TONY Phillips looks through the shattered window of his van. Photo: CRAIG SADLER
TONY Phillips looks through the shattered window of his van. Photo: CRAIG SADLER



A POTTSVILLE man yesterday blasted the lack of police numbers along the Tweed Coast after surviving a terrifying attack by a gang of youths.

Tony Phillips and his wife Mary Jo were returning home to Pottsville just after midnight yesterday when the window in their Tarago van was shattered after being hit with what Mr Phillips believes was a rock.

"We were going around the roundabout near the primary school and there were about 10 to 15 young people, aged between 12 and 18 years old, standing about," Mr Phillips said.

"As we got level with them one kid came racing across and threw something and then the side window of the van blew up.

"It could've killed us. It was a deadly thing to do."

In shock, Mrs Phillips drove the short distance home and Mr Phillips raced upstairs and rang 000.

"A bloke came on after a minute or so and I told him I needed the police. He put me on hold and came back a few times and finally said he'd transfer me to the Tweed station.

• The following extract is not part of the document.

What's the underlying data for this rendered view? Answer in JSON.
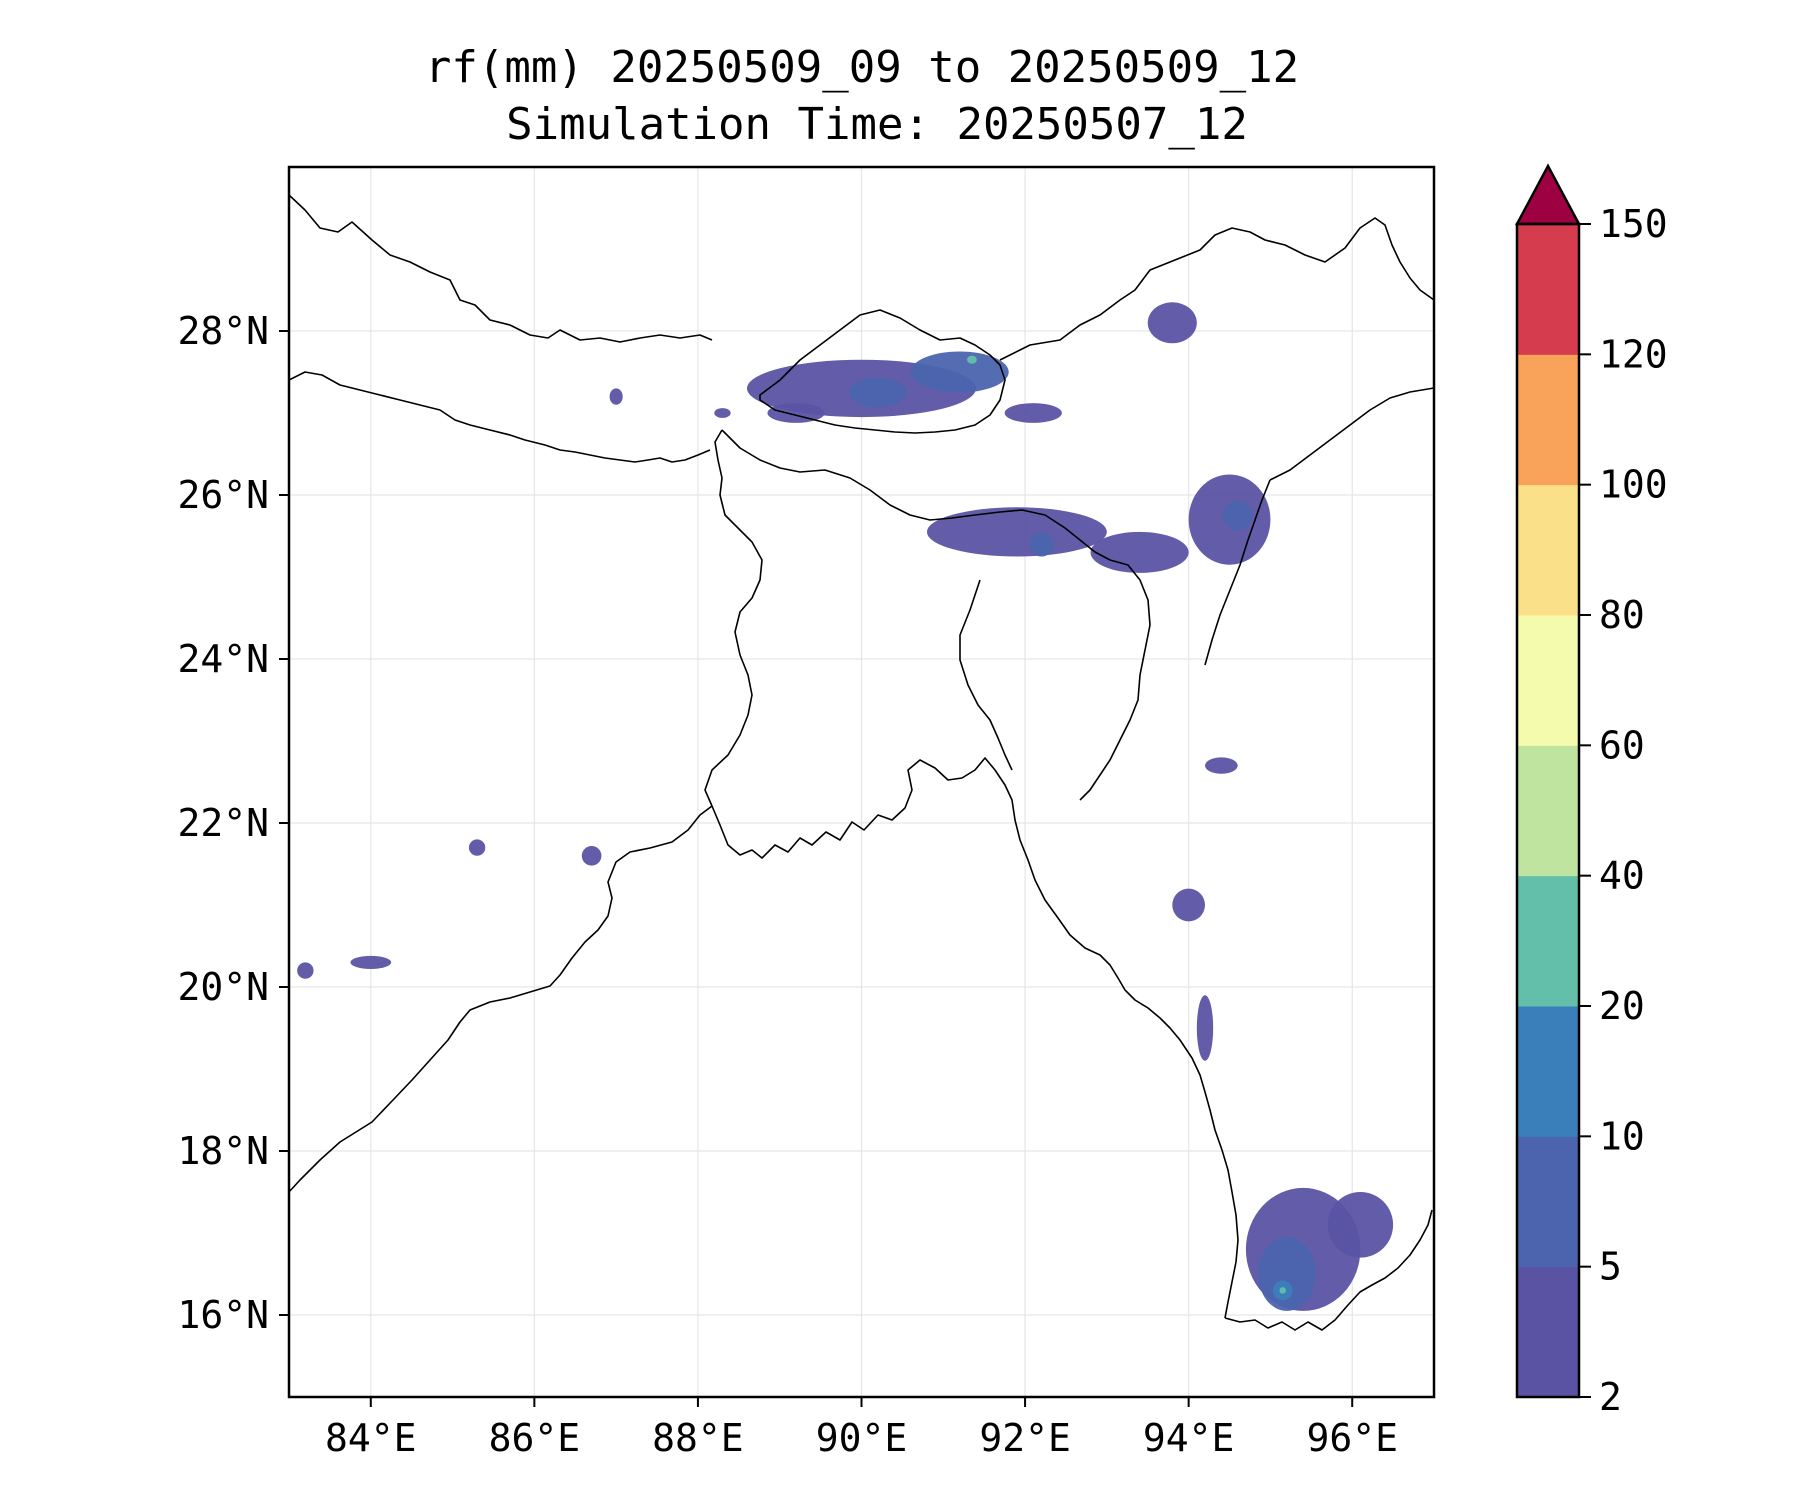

"It took about 20 minutes to report what happened, but in the end no-one turned up anyway, so this morning I rang Kingscliff and there was no-one there. I was diverted to Tweed Heads and gave them the report number and the copper said, 'We didn't do anything because we had no staff'.

"I was told there were only two people on duty in the area other than two on in Murwillumbah."

Mr Phillips said trouble with gangs of young people around Pottsville and the Tweed coast had been increasing in the past 12 months.

"The coppers can't do anything because they're never here," he said.

"Pottsville needs a police presence. I've now got to pay more than $500 excess on my insurance, but there's no guarantee it won't happen again next week.

"Police are supposed to be able to protect us better than that, but this is going on all the time.

"Mary Jo was shaking for more than half an hour when we got home. It really frightened us."

The Daily News attempted to get a response from police yesterday but was told there was not a duty officer available to comment at either Tweed Heads or Byron Bay. Only select police can make comments to the media.

Mr Phillips said the problem of gangs of young people roaming the streets at night was ongoing.

"What gets me is that there were up to 15 young kids out on the street after midnight and their parents didn't have a clue where their kids were ... or they didn't care," he said.

Meanwhile, Tweed MP Neville Newell said last week that police numbers "are at a good level", with eight new police tasked to the Tweed/Byron Local Area Command, bringing the total to a record 186.

Nationals candidate Geoff Provest has promised to send more police to Murwillumbah, Kingscliff and the Tweed, with Kingscliff and Murwillumbah to become 24-hour stations.